Le vol de la Vénus

Le 13 mai 2021, par Vincent Noce
 

La Vénus a mis les voiles. À l’heure où paraît ce numéro, ce tableautin, que le prince de Liechtenstein tient comme un chef-d’œuvre inédit de Lucas Cranach, devrait être en route pour son palais en Autriche. Après une longue bataille judiciaire, le prince pourrait être tenté d’accrocher ce nouveau trophée de famille sous la tête d’ours géant que son neveu vient de ramener de sa sombre équipée en Roumanie. Son conservateur, Johann Kräftner, est venu à Paris sortir ce bijou de la geôle de la douane. La déesse de la beauté a connu une descente aux enfers en 2015 quand elle a été saisie dans une exposition à Aix-en-Provence, faisant éclater le scandale dit des «faux maîtres anciens». À partir d’un faisceau d’éléments concordants, l’expertise judiciaire a conclu qu’il devait s’agir d’un faux, à empiler avec la demi-douzaine d’œuvres sous séquestre provenant d’un certain Giuliano Ruffini. Ailleurs, le même verdict a été porté contre d’autres peintures vendues comme étant de Frans Hals ou de Pieter Bruegel. De manière assez extraordinaire, le prince et son conservateur ont joué à contre-emploi en défendant, contre l’avis des spécialistes, l’authenticité de leur tableau, qu’ils avaient payé au prix fort de 7 M€. Compliquant un peu plus encore le travail de la juge Aude Buresi, la partie civile a ainsi rejoint la défense des deux principaux suspects, réfugiés en Italie, d’où ils proclament leur innocence, tout en refusant de déférer à ses convocations. La restitution de la Vénus au voile prend un sens symbolique à plus d’un titre. Elle se trouve au cœur de la procédure suivie par une juge opiniâtre. Elle est l’œuvre la plus prestigieuse, et de loin la plus chère, du butin placé sous séquestre. En 2019, la Cour de cassation a statué que les magistrats peuvent, dans le cours d’une instruction, «refuser de restituer les biens saisis lorsque [leur] confiscation est prévue par la loi». Aude Buresi s’estimait donc légitime à refuser de rendre sa peinture au prince.

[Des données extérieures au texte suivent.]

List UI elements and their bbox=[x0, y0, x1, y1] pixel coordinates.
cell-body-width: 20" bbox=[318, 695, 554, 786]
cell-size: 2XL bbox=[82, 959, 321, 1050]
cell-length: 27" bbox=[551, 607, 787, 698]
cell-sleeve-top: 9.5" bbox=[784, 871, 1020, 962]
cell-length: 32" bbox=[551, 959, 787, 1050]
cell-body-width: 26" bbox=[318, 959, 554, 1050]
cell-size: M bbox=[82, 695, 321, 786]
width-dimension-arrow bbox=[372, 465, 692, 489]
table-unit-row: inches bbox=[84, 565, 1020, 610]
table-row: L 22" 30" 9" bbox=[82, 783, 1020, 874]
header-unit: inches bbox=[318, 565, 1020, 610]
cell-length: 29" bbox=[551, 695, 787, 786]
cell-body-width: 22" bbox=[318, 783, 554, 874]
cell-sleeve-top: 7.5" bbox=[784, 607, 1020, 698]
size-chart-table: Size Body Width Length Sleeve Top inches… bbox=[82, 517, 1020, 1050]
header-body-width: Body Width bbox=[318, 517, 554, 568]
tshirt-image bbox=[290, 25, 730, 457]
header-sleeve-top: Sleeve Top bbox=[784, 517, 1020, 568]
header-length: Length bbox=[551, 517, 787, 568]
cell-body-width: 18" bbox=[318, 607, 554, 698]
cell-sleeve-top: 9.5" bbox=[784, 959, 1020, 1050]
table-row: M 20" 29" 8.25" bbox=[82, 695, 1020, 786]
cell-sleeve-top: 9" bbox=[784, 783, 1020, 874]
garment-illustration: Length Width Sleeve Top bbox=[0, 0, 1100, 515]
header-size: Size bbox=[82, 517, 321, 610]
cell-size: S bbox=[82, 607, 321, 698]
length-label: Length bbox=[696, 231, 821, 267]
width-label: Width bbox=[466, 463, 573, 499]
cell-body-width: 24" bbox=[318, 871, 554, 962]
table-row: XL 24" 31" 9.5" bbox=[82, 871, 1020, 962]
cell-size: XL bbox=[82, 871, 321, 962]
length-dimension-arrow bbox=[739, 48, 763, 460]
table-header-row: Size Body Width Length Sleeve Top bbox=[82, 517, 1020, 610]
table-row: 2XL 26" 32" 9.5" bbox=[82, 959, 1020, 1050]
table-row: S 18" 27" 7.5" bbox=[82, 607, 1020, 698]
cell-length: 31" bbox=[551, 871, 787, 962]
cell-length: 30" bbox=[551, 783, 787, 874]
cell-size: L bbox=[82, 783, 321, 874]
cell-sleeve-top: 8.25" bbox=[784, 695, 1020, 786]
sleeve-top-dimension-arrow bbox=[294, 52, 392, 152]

La restitution au prince de Liechtenstein de la Vénus au voile, déclarée fausse par l’expertise judiciaire, prend un sens symbolique à plus d’un titre.

Et pourtant, la chambre de l’instruction, approuvée par le parquet, a ordonné la restitution. Elle a considéré que, tous les examens du panneau s’étant terminés en 2018, le départ du tableau «ne s’opposait pas à la manifestation de la vérité». En outre, si le Code pénal prévoit la confiscation de tout bien «ayant servi à commettre l’infraction, dont le condamné est propriétaire», il n’en est pas de même pour un objet susceptible d’être rendu à une victime ou dont le propriétaire est de bonne foi – ce qui semble difficilement contestable en l’occurrence. D’autres propriétaires pourraient suivre, aboutissant à la dispersion des tableaux litigieux du procès. Dans le Dalloz, Sébastien Fucini fait observer que «les dispositions relatives à la restitution de biens saisis posent, en raison de leur rédaction en partie défectueuse, de nombreuses difficultés». C’est particulièrement vrai pour les œuvres d’art falsifiées, que les tribunaux peuvent ainsi retourner à leur légitime propriétaire, quand l’État ne revend pas aux enchères des contrefaçons confisquées par les tribunaux, avec les risques que présente leur remise en circulation. Par contraste, la loi de 2007 pour lutter contre la contrefaçon des marques a facilité le retrait des articles saisis des circuits commerciaux et leur destruction. La semaine dernière, sous la pression des industries du cinéma et de la musique, Roselyne Bachelot s’est félicitée d’un énième projet de loi destiné à s’opposer à la contrefaçon et au piratage du droit d’auteur. Mais, dans cet arsenal, la surveillance sur Internet et la répression ont pour objets les films et les chansons. Il n’est toujours pas question de mieux protéger les biens culturels matériels et de réviser une loi obsolète sur la fraude en matière artistique qui remonte à 1895. Le faux en art peut toujours courir.